Oh, hindsight! Why are you always 20/20? It’s one of life’s greatest frustrations. We look back with such clarity on events and situations that seemed cloudy and confusing when we were in their midst. Somehow, getting distance from a situation helps us see things clearly. This is not particularly helpful when we’re in the middle of the storm.
One of my greatest strengths is strategy. I’m not good at a lot of things, but I can walk into a situation, very quickly take stock of the variables and establish an accurate assessment of strengths and weaknesses. One of my favorite things to do is to take that assessment and help people develop strategies and establish systems for getting from where they are to where they want to be. For whatever reason, this comes incredibly easy to me. (Math on the other hand… not so much.) So, why, for the love of everything, can I not do this for myself?

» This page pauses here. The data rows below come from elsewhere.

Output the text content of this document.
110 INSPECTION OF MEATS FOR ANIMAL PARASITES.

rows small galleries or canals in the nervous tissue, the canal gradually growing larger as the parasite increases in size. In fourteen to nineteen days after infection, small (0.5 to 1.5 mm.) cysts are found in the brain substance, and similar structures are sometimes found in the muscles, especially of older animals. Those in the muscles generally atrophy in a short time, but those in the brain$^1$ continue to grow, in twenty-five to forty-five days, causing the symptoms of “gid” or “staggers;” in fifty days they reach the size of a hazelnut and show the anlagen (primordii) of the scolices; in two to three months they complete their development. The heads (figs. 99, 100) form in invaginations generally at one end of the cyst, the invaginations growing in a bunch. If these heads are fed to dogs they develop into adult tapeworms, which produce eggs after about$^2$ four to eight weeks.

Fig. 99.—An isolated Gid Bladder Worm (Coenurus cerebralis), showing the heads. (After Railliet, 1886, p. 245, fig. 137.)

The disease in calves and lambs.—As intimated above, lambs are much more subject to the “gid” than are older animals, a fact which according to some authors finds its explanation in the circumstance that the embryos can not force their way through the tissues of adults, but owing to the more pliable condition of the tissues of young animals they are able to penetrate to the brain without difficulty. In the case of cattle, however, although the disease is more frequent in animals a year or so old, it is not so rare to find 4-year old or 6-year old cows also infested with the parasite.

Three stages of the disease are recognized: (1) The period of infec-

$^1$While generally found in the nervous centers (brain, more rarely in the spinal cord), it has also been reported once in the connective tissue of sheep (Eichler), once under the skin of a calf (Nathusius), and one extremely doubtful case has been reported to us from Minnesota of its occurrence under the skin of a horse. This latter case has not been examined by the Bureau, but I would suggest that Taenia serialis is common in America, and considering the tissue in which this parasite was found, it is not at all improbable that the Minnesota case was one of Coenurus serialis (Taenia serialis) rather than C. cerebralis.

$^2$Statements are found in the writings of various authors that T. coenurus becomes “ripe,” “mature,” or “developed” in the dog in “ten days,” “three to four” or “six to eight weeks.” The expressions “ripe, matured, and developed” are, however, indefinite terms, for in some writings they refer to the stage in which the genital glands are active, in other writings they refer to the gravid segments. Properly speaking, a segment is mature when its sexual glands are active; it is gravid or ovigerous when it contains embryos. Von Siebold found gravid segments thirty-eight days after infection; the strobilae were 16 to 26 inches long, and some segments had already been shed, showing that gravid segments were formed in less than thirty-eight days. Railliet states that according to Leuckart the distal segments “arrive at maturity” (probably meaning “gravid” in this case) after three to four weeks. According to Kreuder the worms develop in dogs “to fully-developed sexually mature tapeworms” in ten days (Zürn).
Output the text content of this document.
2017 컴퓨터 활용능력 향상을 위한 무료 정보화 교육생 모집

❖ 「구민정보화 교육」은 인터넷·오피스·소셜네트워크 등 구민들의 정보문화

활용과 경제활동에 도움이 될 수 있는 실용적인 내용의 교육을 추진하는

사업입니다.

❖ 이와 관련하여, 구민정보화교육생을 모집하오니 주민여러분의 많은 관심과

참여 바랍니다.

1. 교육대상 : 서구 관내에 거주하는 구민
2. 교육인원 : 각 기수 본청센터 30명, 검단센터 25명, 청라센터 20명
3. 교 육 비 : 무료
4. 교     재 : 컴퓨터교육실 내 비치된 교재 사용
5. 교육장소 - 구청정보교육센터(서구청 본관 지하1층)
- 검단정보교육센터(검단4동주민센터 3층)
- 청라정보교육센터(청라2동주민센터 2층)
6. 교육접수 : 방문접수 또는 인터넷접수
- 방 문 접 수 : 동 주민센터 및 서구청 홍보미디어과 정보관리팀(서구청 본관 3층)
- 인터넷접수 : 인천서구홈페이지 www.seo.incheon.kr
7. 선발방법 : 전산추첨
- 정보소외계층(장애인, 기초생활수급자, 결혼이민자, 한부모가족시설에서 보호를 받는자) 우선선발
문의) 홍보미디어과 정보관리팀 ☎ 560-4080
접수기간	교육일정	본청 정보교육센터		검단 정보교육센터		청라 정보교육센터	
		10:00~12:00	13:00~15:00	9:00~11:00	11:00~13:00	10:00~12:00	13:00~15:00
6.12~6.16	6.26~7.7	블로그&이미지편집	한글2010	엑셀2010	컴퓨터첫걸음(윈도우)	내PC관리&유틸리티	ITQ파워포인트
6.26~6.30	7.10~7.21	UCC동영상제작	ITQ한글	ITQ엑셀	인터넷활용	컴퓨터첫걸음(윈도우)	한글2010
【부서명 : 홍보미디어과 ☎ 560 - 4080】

I’m probably not telling you anything you don’t already know when I say that this is an incredibly common problem. The things we’re able to do for others, we often have trouble doing for ourselves. This is because we lack the proper perspective.
I’m not a sports-inclined person. I don’t just mean that I’m not athletic (though I’m really not), I just am not drawn to sports and I don’t know much about them. (Though I have a great, full-proof system of phrases to use when participating in sports-related conversations which lead sports fans to believe that I know exactly what I’m talking about! But, that’s a story for another day.) All that to say, I’m about to use a sports analogy. If I mess it up or my information is incorrect, I’ve given you the disclaimer.
It was Super Bowl Sunday many, many years ago, and I was watching the big game with friends and family. I noticed that the coaches on the sidelines were wearing headsets with microphones on them and asked a friend what that was all about and who they were talking to. He told me that the coach was talking to people situated at a higher level in the stadium. Coaches on the field, he explained, are right in the middle of the chaos of the game. They can’t get the big picture perspective of the whole field, so they rely on the perspective of others to make their decisions.
BOOM! The perfect analogy for life! That same coach could probably walk into a stadium where a game is in progress and immediately have ideas for the plays that the teams on the field should be implementing. (You know… Like every sports fan seems to do when they watch a game on their televisions!) However, being right in the middle of the action, he needs the perspective of others to see the big picture and make informed decisions.
Back to hindsight being 20/20… We have GOT to learn to be able to identify the storm before it’s too late! So often we don’t even realize (or don’t want to admit) that we’re in the middle of something we need to get some perspective on. We can quickly rationalize ignoring things by convincing ourselves that “it’s not that bad!” But, maybe it is! There are two keys to getting perspective on whatever you’re going through when you’re in it, instead of later when it’s less than useful.
1. Recognize the Signs! Everyone has bad days (and even a bad week or month occasionally), but if you consistently have anxiety about your job or relationship, there’s a good chance that you’re in a storm of some sort. If you feel like there’s chaos and confusion around you (or within you) all the time, something is probably up. If uncertainty is the reason for the anxiety, chaos and confusion… you’re definitely going to want to look into that ASAP!
2. Once you’ve recognized the signs… Get help! Find someone in your life who can be the person (or people) on the other end of your headset giving you an objective perspective. (Remember: an "objective person" is someone who doesn't stand to gain or lose anything by whichever decision you make. Find someone who has no vested interest in your decision except for wanting you to be happy and healthy. They are also, generally speaking, not someone who is a part of the organization you’re in. They’ll have their own biases and subconscious motivations affecting their perspectives.) After you have that person or people in place, then you’re going to do something truly crazy: Listen to them! (You have to actually be open to what they have to say!)
Here’s the thing… I’ve been there many times. These may seem like obvious or overly-simple steps… but they are the first things we ignore or forget and they are the ones that have the potential to save us! At times, getting that outside perspective has helped me realize that I’m worrying about nothing and that I’m actually missing some amazing things happening right in front of my face! On the other hand, more times than not, it’s helped me to recognize some real red flags. On multiple occasions, it was getting this perspective that helped me to realize that it might be #Time2MoveOn!